Gepubliceerd op 11-05-2022

Batz, jonathan]

betekenis & definitie

BATZ (Jonathan), geb. te Utrecht 5 Febr. 1787, overl. aldaar 18 Juli 1849, zoon van Christoph Batz (zie hierboven), kwam na het overlijden van zijn vader onder het opzicht van zijn oom Gideon Theodor Batz, die hem in 1803 tot zijn leerling-orgelmaker aannam. Na diens overlijden (1 Jan. 1820) nam hij zijn orgelmakerij over en zette die voort met zijn drie jaar jongeren broeder Johann Batz (geb. 11 Maart 1790, overl. 19 Nov. 1836); misschien waren zij geassocieerd en dateert reeds van 1830 of daaromtrent de sociale titel Batz en Co. die onder de verschillende eigenaren der firma tot het einde toe (1902) gehandhaafd is.
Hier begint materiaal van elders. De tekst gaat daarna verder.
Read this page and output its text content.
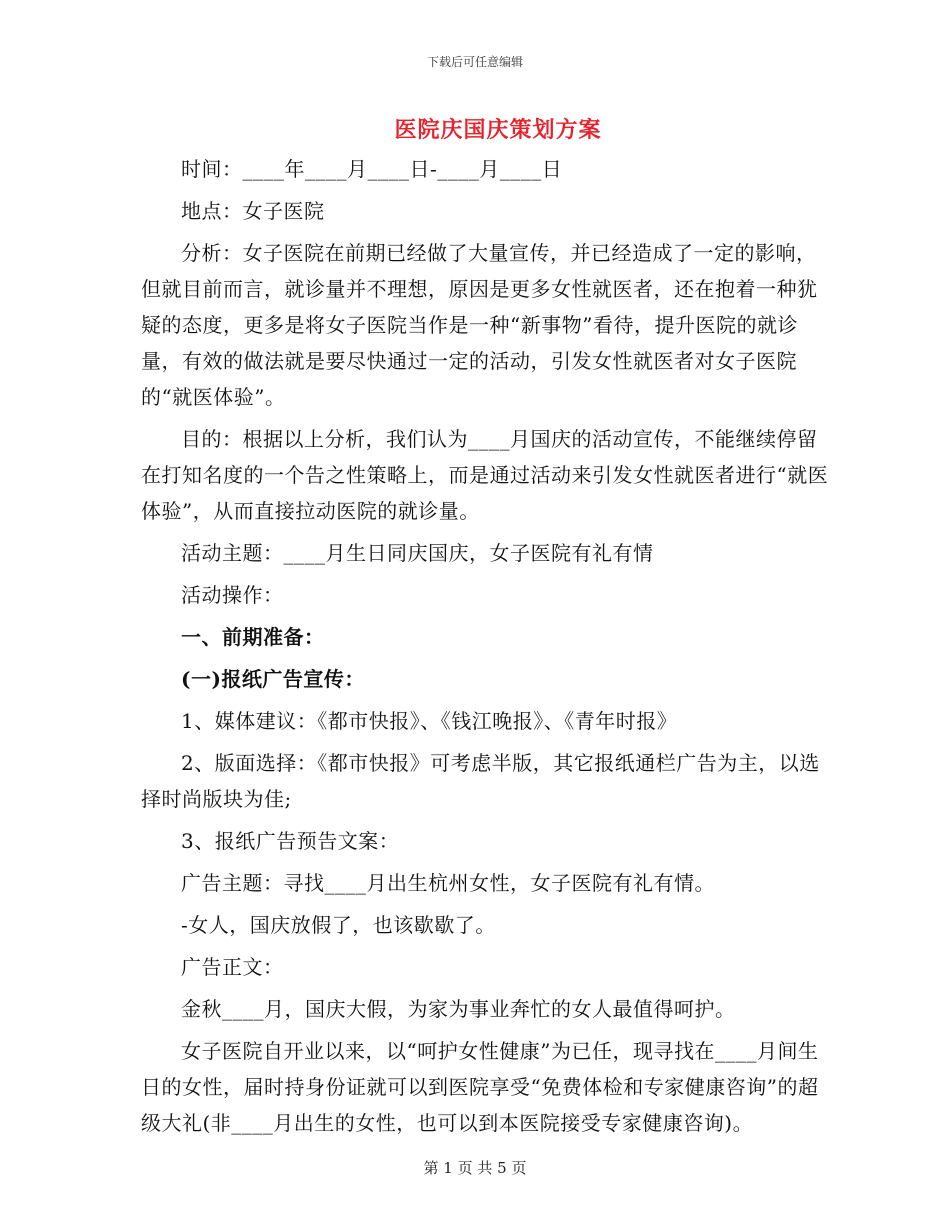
下载后可任意编辑
医院庆国庆策划方案

时间：____年____月____日-____月____日

地点：女子医院

分析：女子医院在前期已经做了大量宣传，并已经造成了一定的影响，但就目前而言，就诊量并不理想，原因是更多女性就医者，还在抱着一种犹疑的态度，更多是将女子医院当作是一种“新事物”看待，提升医院的就诊量，有效的做法就是要尽快通过一定的活动，引发女性就医者对女子医院的“就医体验”。

目的：根据以上分析，我们认为____月国庆的活动宣传，不能继续停留在打知名度的一个告之性策略上，而是通过活动来引发女性就医者进行“就医体验”，从而直接拉动医院的就诊量。

活动主题：____月生日同庆国庆，女子医院有礼有情

活动操作：

一、前期准备：

(一)报纸广告宣传：

1、媒体建议：《都市快报》、《钱江晚报》、《青年时报》

2、版面选择：《都市快报》可考虑半版，其它报纸通栏广告为主，以选择时尚版块为佳;

3、报纸广告预告文案：

广告主题：寻找____月出生杭州女性，女子医院有礼有情。

-女人，国庆放假了，也该歇歇了。

广告正文：

金秋____月，国庆大假，为家为事业奔忙的女人最值得呵护。

女子医院自开业以来，以“呵护女性健康”为已任，现寻找在____月间生日的女性，届时持身份证就可以到医院享受“免费体检和专家健康咨询”的超级大礼(非____月出生的女性，也可以到本医院接受专家健康咨询)。

第 1 页 共 5 页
In 1833 associeerde Jonathan, hetzij dan alleen of met zijn broeder Johann, zich met C.G.F. Witte. Het is Jonathan gelukt het kwijnende bedrijf van zijn oom te reorganiseeren, waartoe de tijden gunstig waren en het geluk hem dienstig was in den persoon van zijn associé Witte. Zijn bekendste werken zijn de orgels in de Nieuwe Luthersche Kerk te Amsterdam (1830), den Dom te Utrecht (1831) en de Nieuwe Kerk te Delft (1839).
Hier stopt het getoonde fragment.